Seorang gadis kini tengah berada di rooftop Sekolahnya seorang diri. Ia berdiri sambil memandang ke arah lapangan basket outdoor di sekolahan tersebut dan sudah berada di sana sejak bel pulangan sekolah itu berbunyi. Kini netra nya tertuju pada seorang lelaki berbadan jangkung dan menjulang serta seorang gadis yang jalan beriringan dengan lelaki tersebut.

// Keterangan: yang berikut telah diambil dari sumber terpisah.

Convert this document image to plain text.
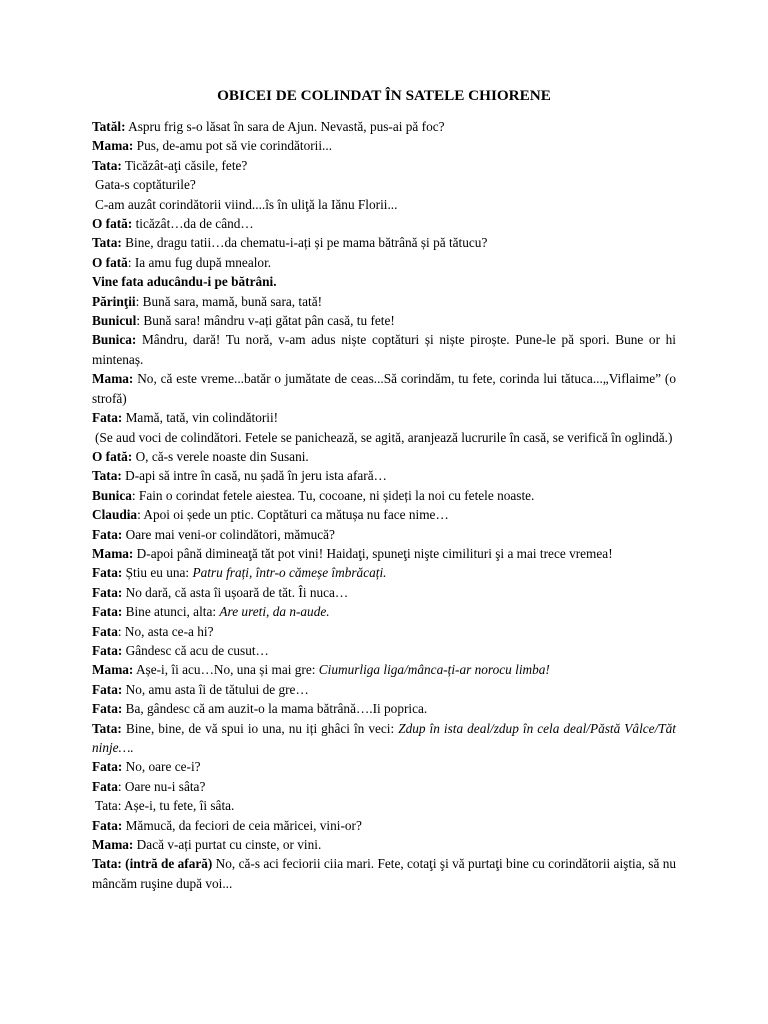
OBICEI DE COLINDAT ÎN SATELE CHIORENE

Tatăl: Aspru frig s-o lăsat în sara de Ajun. Nevastă, pus-ai pă foc?

Mama: Pus, de-amu pot să vie corindătorii...

Tata: Ticăzât-aţi căsile, fete?

Gata-s coptăturile?

C-am auzât corindătorii viind....îs în uliţă la Iănu Florii...

O fată: ticăzât…da de când…

Tata: Bine, dragu tatii…da chematu-i-ați și pe mama bătrână și pă tătucu?

O fată: Ia amu fug după mnealor.

Vine fata aducându-i pe bătrâni.

Părinţii: Bună sara, mamă, bună sara, tată!

Bunicul: Bună sara! mândru v-ați gătat pân casă, tu fete!

Bunica: Mândru, dară! Tu noră, v-am adus niște coptături și niște piroște. Pune-le pă spori. Bune or hi mintenaș.

Mama: No, că este vreme...batăr o jumătate de ceas...Să corindăm, tu fete, corinda lui tătuca...„Viflaime” (o strofă)

Fata: Mamă, tată, vin colindătorii!

(Se aud voci de colindători. Fetele se panichează, se agită, aranjează lucrurile în casă, se verifică în oglindă.)

O fată: O, că-s verele noaste din Susani.

Tata: D-api să intre în casă, nu șadă în jeru ista afară…

Bunica: Fain o corindat fetele aiestea. Tu, cocoane, ni șideți la noi cu fetele noaste.

Claudia: Apoi oi șede un ptic. Coptături ca mătușa nu face nime…

Fata: Oare mai veni-or colindători, mămucă?

Mama: D-apoi până dimineaţă tăt pot vini! Haidaţi, spuneţi nişte cimilituri şi a mai trece vremea!

Fata: Știu eu una: Patru frați, într-o cămeșe îmbrăcați.

Fata: No dară, că asta îi ușoară de tăt. Îi nuca…

Fata: Bine atunci, alta: Are ureti, da n-aude.

Fata: No, asta ce-a hi?

Fata: Gândesc că acu de cusut…

Mama: Așe-i, îi acu…No, una și mai gre: Ciumurliga liga/mânca-ți-ar norocu limba!

Fata: No, amu asta îi de tătului de gre…

Fata: Ba, gândesc că am auzit-o la mama bătrână….Ii poprica.

Tata: Bine, bine, de vă spui io una, nu iți ghâci în veci: Zdup în ista deal/zdup în cela deal/Păstă Vâlce/Tăt ninje….

Fata: No, oare ce-i?

Fata: Oare nu-i sâta?

Tata: Așe-i, tu fete, îi sâta.

Fata: Mămucă, da feciori de ceia măricei, vini-or?

Mama: Dacă v-ați purtat cu cinste, or vini.

Tata: (intră de afară) No, că-s aci feciorii ciia mari. Fete, cotaţi şi vă purtaţi bine cu corindătorii aiştia, să nu mâncăm ruşine după voi...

Setelah selesai menatap kepergian kedua orang tersebut lantas ia turun dari rooftop dan hendak menuju lapangan basket indoor. Sebenarnya ia bisa saja melakukan kegiatan hobi nya itu di lapangan terbuka, hanya saja ia malas bila menjadi pusat perhatian di sekolah tersebut. Belum lagi baru-baru ini, lelaki yang ia baru  ketahui faktanya bahwa sesama pecinta permainan bola besar sama sepertinya pernah mengajaknya bermain bersama.

Bukan tidak mau ia menerima ajakan tersebut, tetapi ia selalu merasa ada yang salah dengan perasaan nya ataupun hatinya jika ia behadapan dan bertatapan dengan lelaki yang memiliki tinggi semampai itu. Jadi ia merasa lebih baik menghindari daripada ia harus senam jantung setiap saat menatapnya.

Namun justru apa yang barusan ia harapkan luntur seketika. Ia berdiri tepat di hadapan pintu yang mengarahkan ia menuju lapangan indoor tersebut, namun sangat di sayangkan ketika ia melihat sesuatu melingkar di ganggang pintu tersebut dilengkapi gembok sebagai penghias nya---sial batinnya.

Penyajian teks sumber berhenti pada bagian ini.